La suggestione che è alla base di questa riflessione è invece tipicamente Wendersiana: la scelta di ambientare la storia in una stazione ferroviaria, ricordando ancora una volta che il cinema è più che un mezzo di comunicazione un mezzo di locomozione. E’ qui che si apre un varco gigantesco e rizomatico, come un rebus di corto-circuiti secolari destinati a interrogativi baziniani su un’ontologia del cinema. Che cos’è il cinema?, per l’appunto. Non è certamente un caso che la sua nascita e il suo simbolo rimangono un treno, in un contesto in cui il mito positivista del progresso prende il sopravvento, insieme a quello della velocità e del motore.
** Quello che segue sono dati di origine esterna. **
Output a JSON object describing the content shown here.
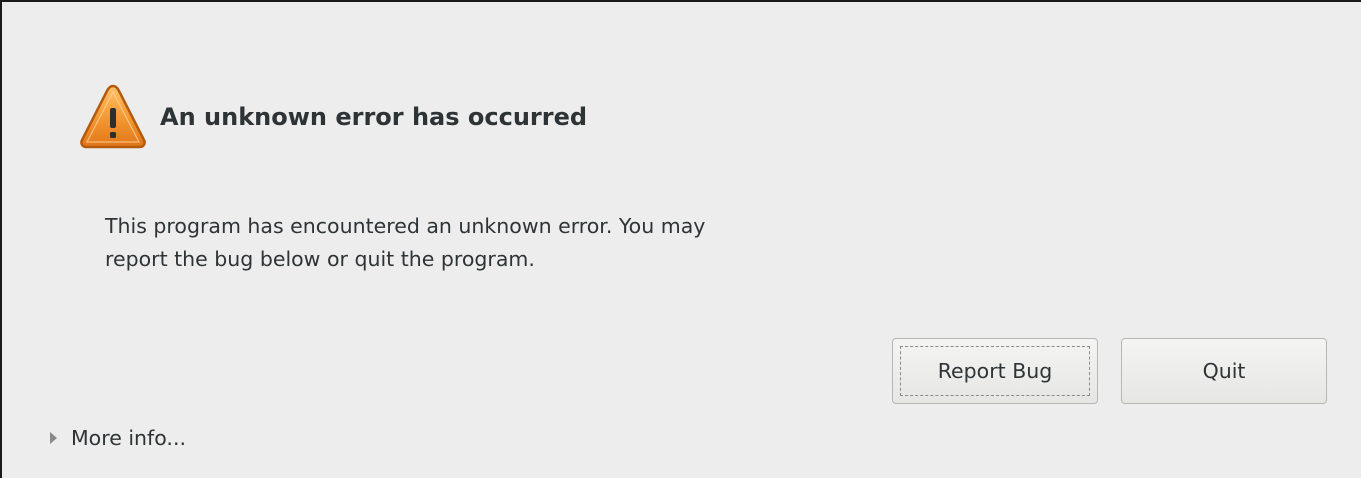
{
  "dialog": {
    "title": "An unknown error has occurred",
    "message_line1": "This program has encountered an unknown error. You may",
    "message_line2": "report the bug below or quit the program.",
    "icon": "warning-triangle-icon"
  },
  "buttons": {
    "report_bug": "Report Bug",
    "quit": "Quit"
  },
  "expander": {
    "label": "More info...",
    "expanded": false
  },
  "colors": {
    "background": "#ededed",
    "text": "#2e3436",
    "warning_orange": "#f08a24"
  }
}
Nel fuori-campo dell'immagine, oltre agli ammiccamenti francesi, agli inseguimenti in stazione, ai piccoli siparetti secondari che circondano la storia principale, mi è parso di scorgere il cinematografo come uno strumento che ha sempre più problemi a identificarsi come mezzo di comunicazione – e che, forse, per sua stessa identità non si potrebbe mai definire tale. Pensare a un mittente, a un messaggio e a un destinatario vuol dire rinchiudere il cinema in prigioni industriali e/o (peggio) ideologiche. Da questo punto di vista il cinema non comunica, il cinema trasporta. Lo spettatore non è poi distante dal viaggiatore e chiede alla sala cinematografica quello che chiederebbe a un viaggio: l’ipotesi di una nuova vita, di nuovi occhi, di una nuova personalità tutta da costruire, di nuove storie ed emozioni. Più semplicemente chiede un'autentica, vitale rinascita (degli occhi, dell'anima, del mondo: cinema come palingenesi dello sguardo).
D’altronde i panorami rettangolari che si spiano dal finestrino di un treno non sono poi così dissimili da un cinemascope ridotto. Vedere oltre il finestrino equivale poi a guardare (oltre) lo schermo.
Chiediamo al cinema di spostarci, non di insegnarci, viaggiando nel futuro, nel passato e in infiniti, ucronici presenti. Come una guida nel mondo dei sogni Martin Scorsese rivendica lo statuto di meraviglia, magia e sorpresa che sono alla base di ogni nuova visione.
Il cinema è quindi, prima di tutto, una macchina che ci permette di percorrere sentieri inaspettati, e non per niente in "Hugo Cabret" assistiamo al doppio speculare del cinematografo: l’automa. Ma quest’automa può funzionare e realizzarsi solamente con l’intervento umano.

(appunti per una riflessione futura: torna alla mente un altro automa che tanto assomiglia a quello di Scorsese, ovvero quello de “La migliore offerta” di Tornatore che, guarda caso, è un film sulla simulazione. Per ora sono due immagini a confronto, lasciamole vivere e scontrarsi un po’ prima di catturarle e scriverci su).